With Acquisition, Citrix Enhances Its Cloud Offering for Higher Education
August 3, 2011With cloud computing looming as the next big thing in higher education, Citrix Systems‘ recent acquisition of Cloud.com, an open source cloud computing platform, will have caught the attention of university CIOs nationwide. The move bolsters Citrix’s cloud infrastructure portfolio by giving customers virtualization, orchestration, and networking solutions that are designed and built specifically for the new cloud era…
"Cloud computing delivers a radically more efficient and cost-effective method for delivering IT services to end users," says Peder Ulander, VP of product marketing in Citrix’s newly formed Cloud Platforms Group. "This is hugely important in higher education and we have seen great traction with wins like Hokkaido University in Japan. It will use this model for providing IT resources to researchers across Japan on an on-demand basis."
"Our XenServer, XenDesktop, and NetScaler platforms are already widely deployed as the infrastructure of choice for cloud-era data center build-outs," notes Ulander. "Cloud.com adds to this portfolio with an orchestration and management platform that ties everything together. For universities and colleges looking to extend their IT services strategy to the cloud, Citrix will have an open, flexible, and advanced architecture that will enable them to quickly deploy and be successful."
Like most industry watchers, Ulander sees more and more colleges and universities moving toward cloud infrastructure and shaping the development of cloud technology. "Universities are already utilizing the cloud for many efforts,” he says. "For some, it is an extension of the HPTC space they are already heavily vested in, including file storage, research modeling, developer platforms, desktop, e-mail, and user services. In many cases, the first cloud software platforms were launched in academia—the University of Barcelona, University of California, Santa Barbara, University of Chicago, and Clemson University all have major stakes in cloud platforms."
The rapid growth of cloud technology has spawned a global open source community of developers, researchers, technologists, and corporations. Both Citrix and Cloud.com have fully embraced open source as an essential element of cloud computing.

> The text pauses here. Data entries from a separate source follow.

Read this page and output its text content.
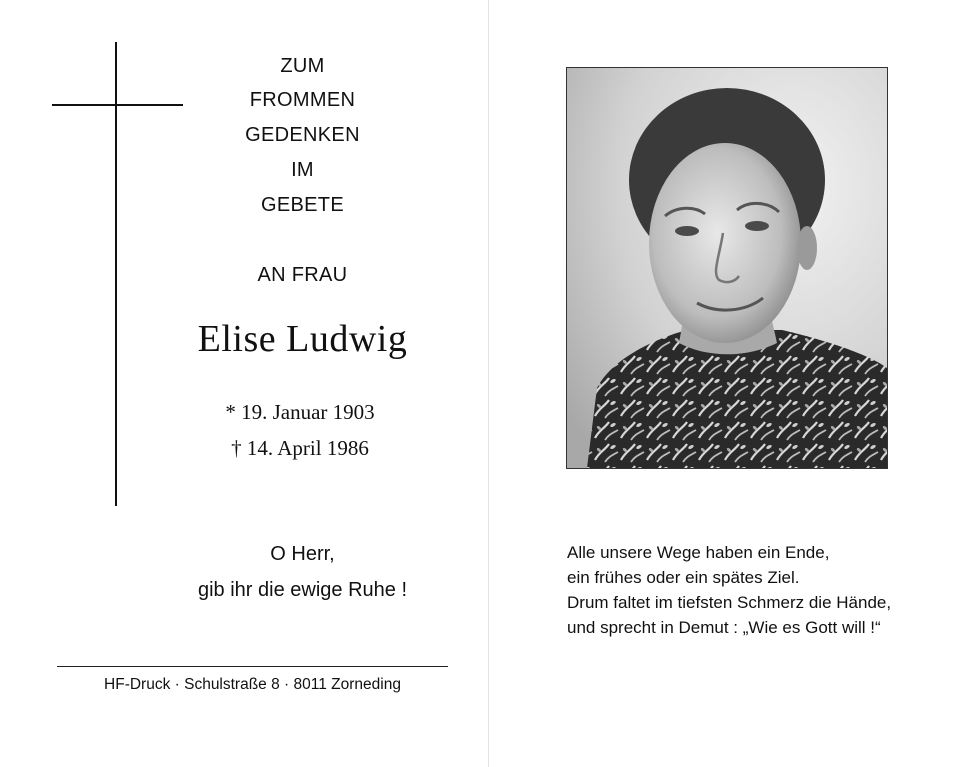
ZUM
FROMMEN
GEDENKEN
IM
GEBETE
AN FRAU
Elise Ludwig
* 19. Januar 1903
† 14. April 1986
O Herr,
gib ihr die ewige Ruhe !
HF-Druck · Schulstraße 8 · 8011 Zorneding
Alle unsere Wege haben ein Ende,
ein frühes oder ein spätes Ziel.
Drum faltet im tiefsten Schmerz die Hände,
und sprecht in Demut : „Wie es Gott will !“
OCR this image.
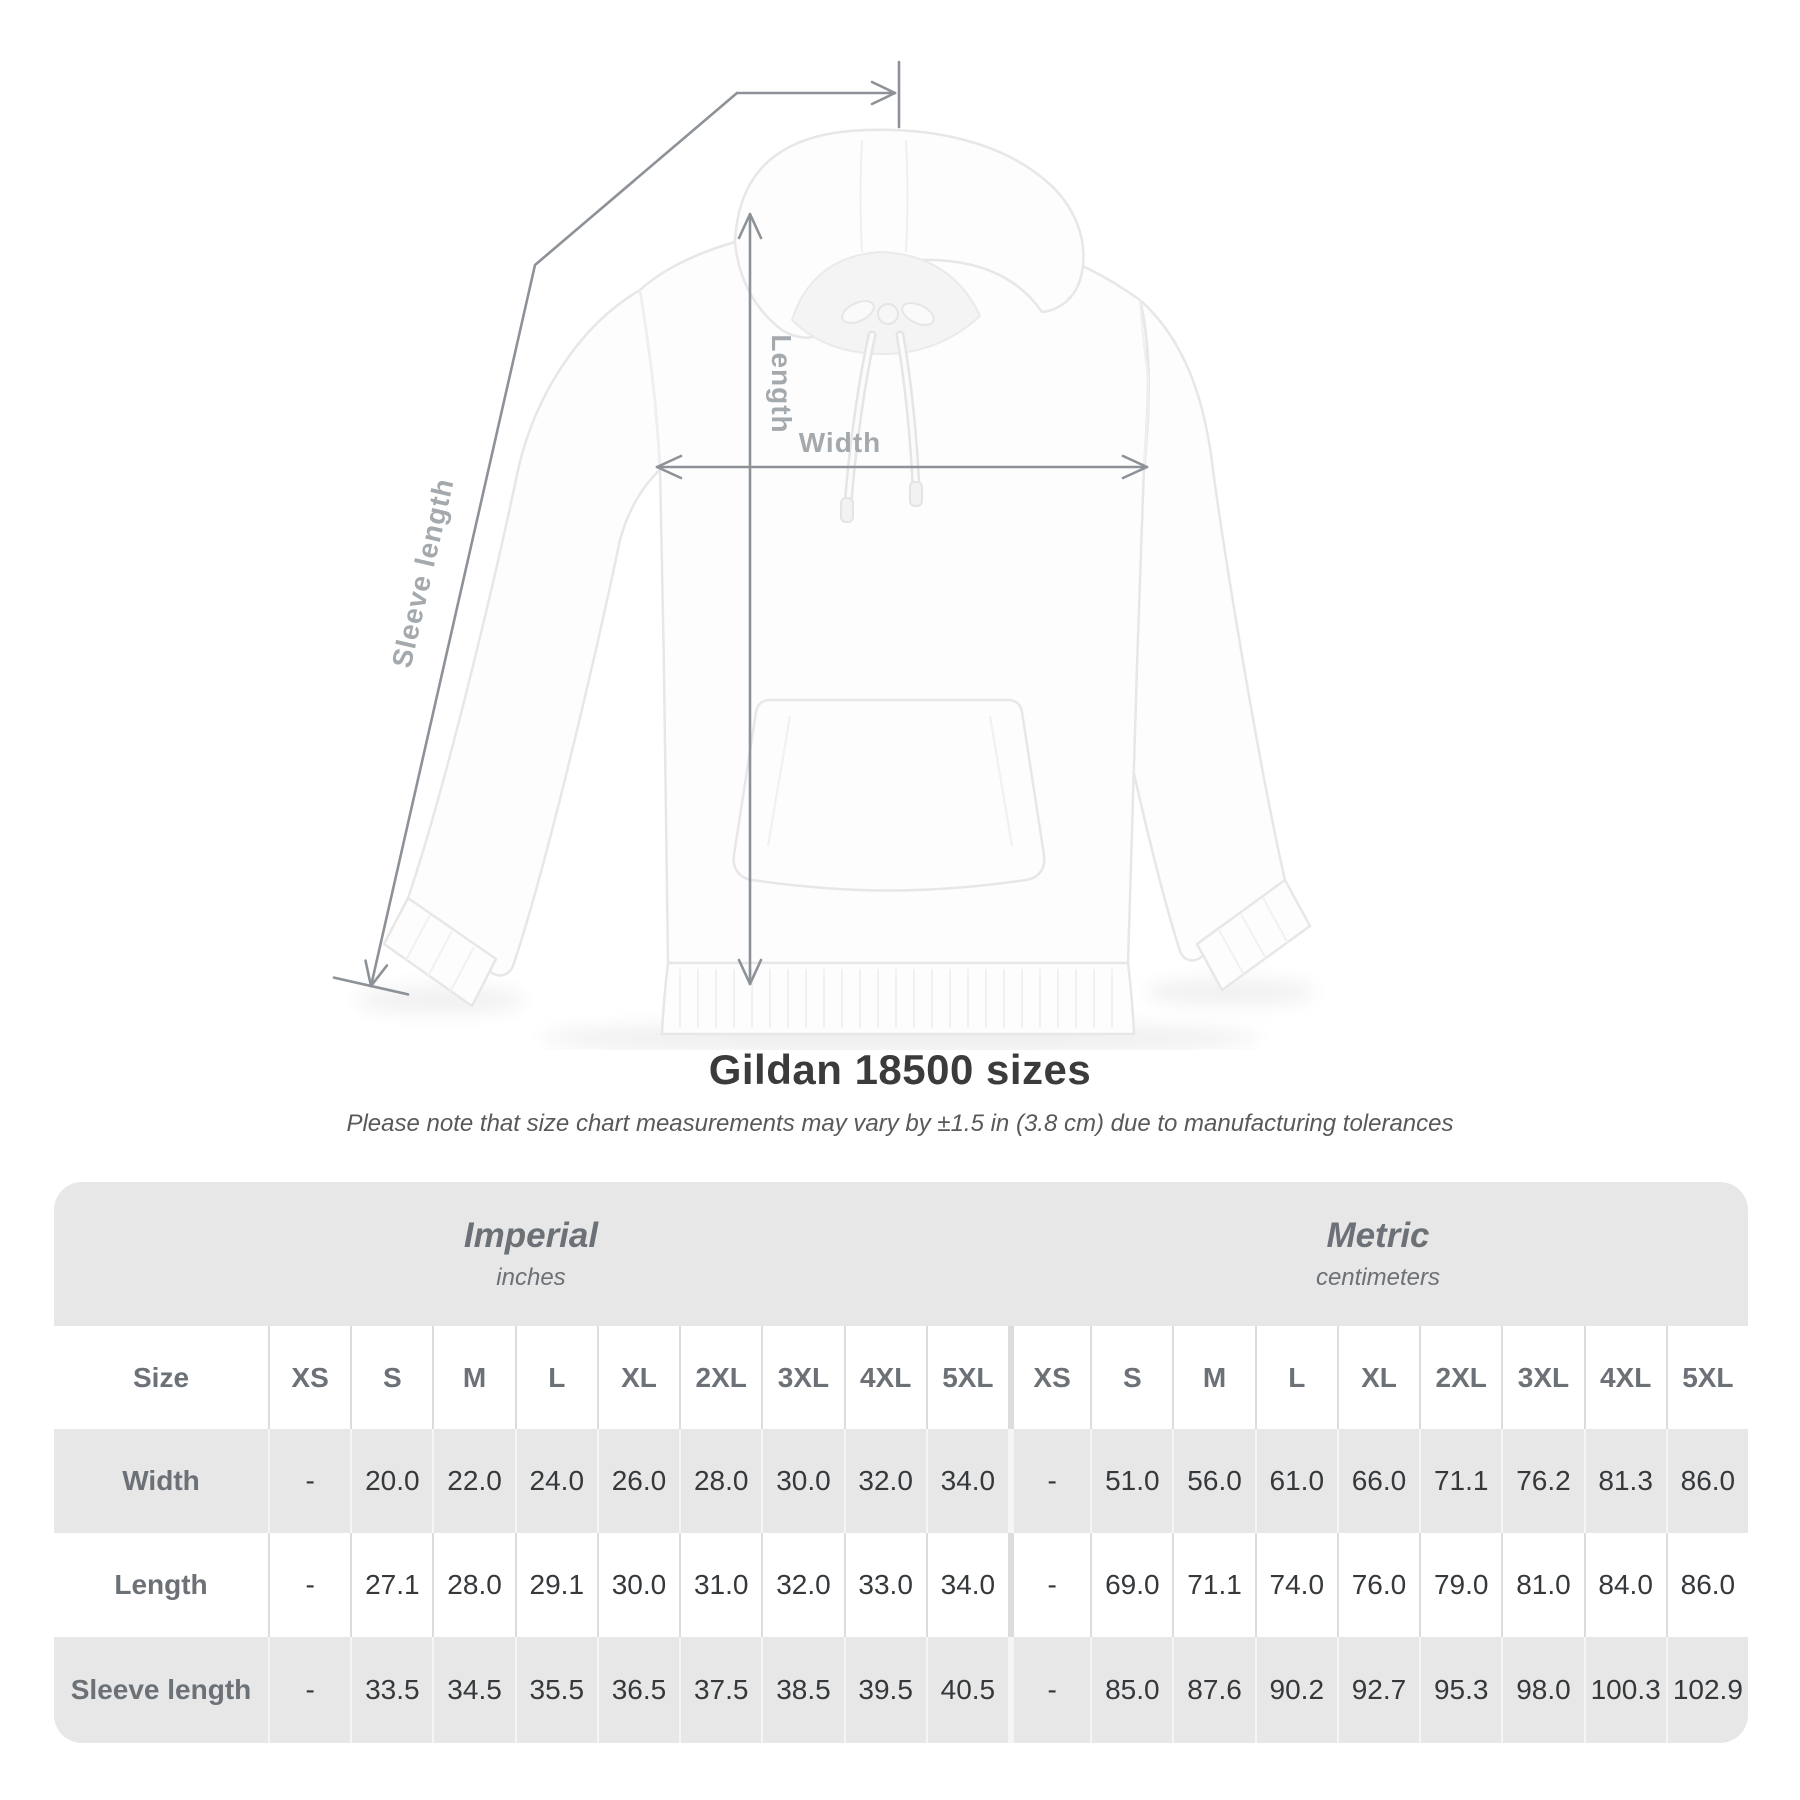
Sleeve length
Length
Width
Gildan 18500 sizes

Please note that size chart measurements may vary by ±1.5 in (3.8 cm) due to manufacturing tolerances

Imperial
inches
Metric
centimeters
Size	XS	S	M	L	XL	2XL	3XL	4XL	5XL	XS	S	M	L	XL	2XL	3XL	4XL	5XL
Width	-	20.0 22.0 24.0 26.0 28.0 30.0 32.0 34.0	-	51.0 56.0 61.0 66.0 71.1 76.2 81.3 86.0
Length	-	27.1 28.0 29.1 30.0 31.0 32.0 33.0 34.0	-	69.0 71.1 74.0 76.0 79.0 81.0 84.0 86.0
Sleeve length	-	33.5 34.5 35.5 36.5 37.5 38.5 39.5 40.5	-	85.0 87.6 90.2 92.7 95.3 98.0 100.3 102.9
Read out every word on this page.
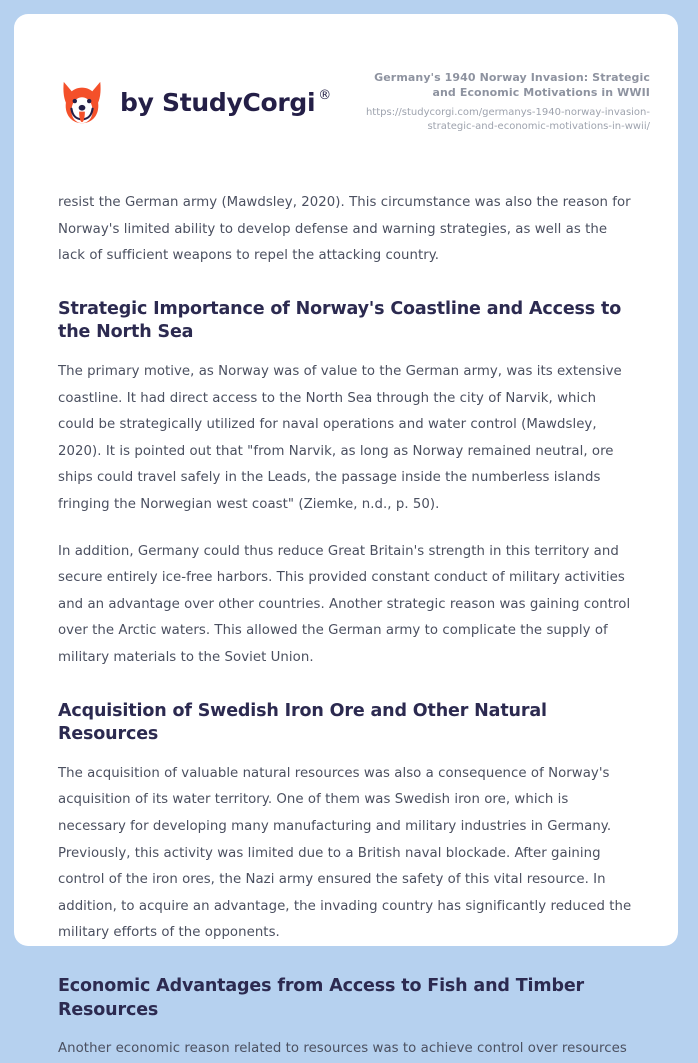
by StudyCorgi ®
Germany's 1940 Norway Invasion: Strategic and Economic Motivations in WWII
https://studycorgi.com/germanys-1940-norway-invasion-strategic-and-economic-motivations-in-wwii/

resist the German army (Mawdsley, 2020). This circumstance was also the reason for Norway's limited ability to develop defense and warning strategies, as well as the lack of sufficient weapons to repel the attacking country.

Strategic Importance of Norway's Coastline and Access to the North Sea

The primary motive, as Norway was of value to the German army, was its extensive coastline. It had direct access to the North Sea through the city of Narvik, which could be strategically utilized for naval operations and water control (Mawdsley, 2020). It is pointed out that "from Narvik, as long as Norway remained neutral, ore ships could travel safely in the Leads, the passage inside the numberless islands fringing the Norwegian west coast" (Ziemke, n.d., p. 50).

In addition, Germany could thus reduce Great Britain's strength in this territory and secure entirely ice-free harbors. This provided constant conduct of military activities and an advantage over other countries. Another strategic reason was gaining control over the Arctic waters. This allowed the German army to complicate the supply of military materials to the Soviet Union.

Acquisition of Swedish Iron Ore and Other Natural Resources

The acquisition of valuable natural resources was also a consequence of Norway's acquisition of its water territory. One of them was Swedish iron ore, which is necessary for developing many manufacturing and military industries in Germany. Previously, this activity was limited due to a British naval blockade. After gaining control of the iron ores, the Nazi army ensured the safety of this vital resource. In addition, to acquire an advantage, the invading country has significantly reduced the military efforts of the opponents.

Economic Advantages from Access to Fish and Timber Resources

Another economic reason related to resources was to achieve control over resources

"The Cloud.com product line will continue to support leading open source hypervisors like Xen, as well as commercial hypervisors like Citrix XenServer and VMware vSphere," confirms Ulander. "Citrix will also be adding support for a range of Microsoft platforms and solutions, including Hyper-V and System Center, and a full range of platform-as-a-service (PaaS) development environments, storage and server hardware, and management systems."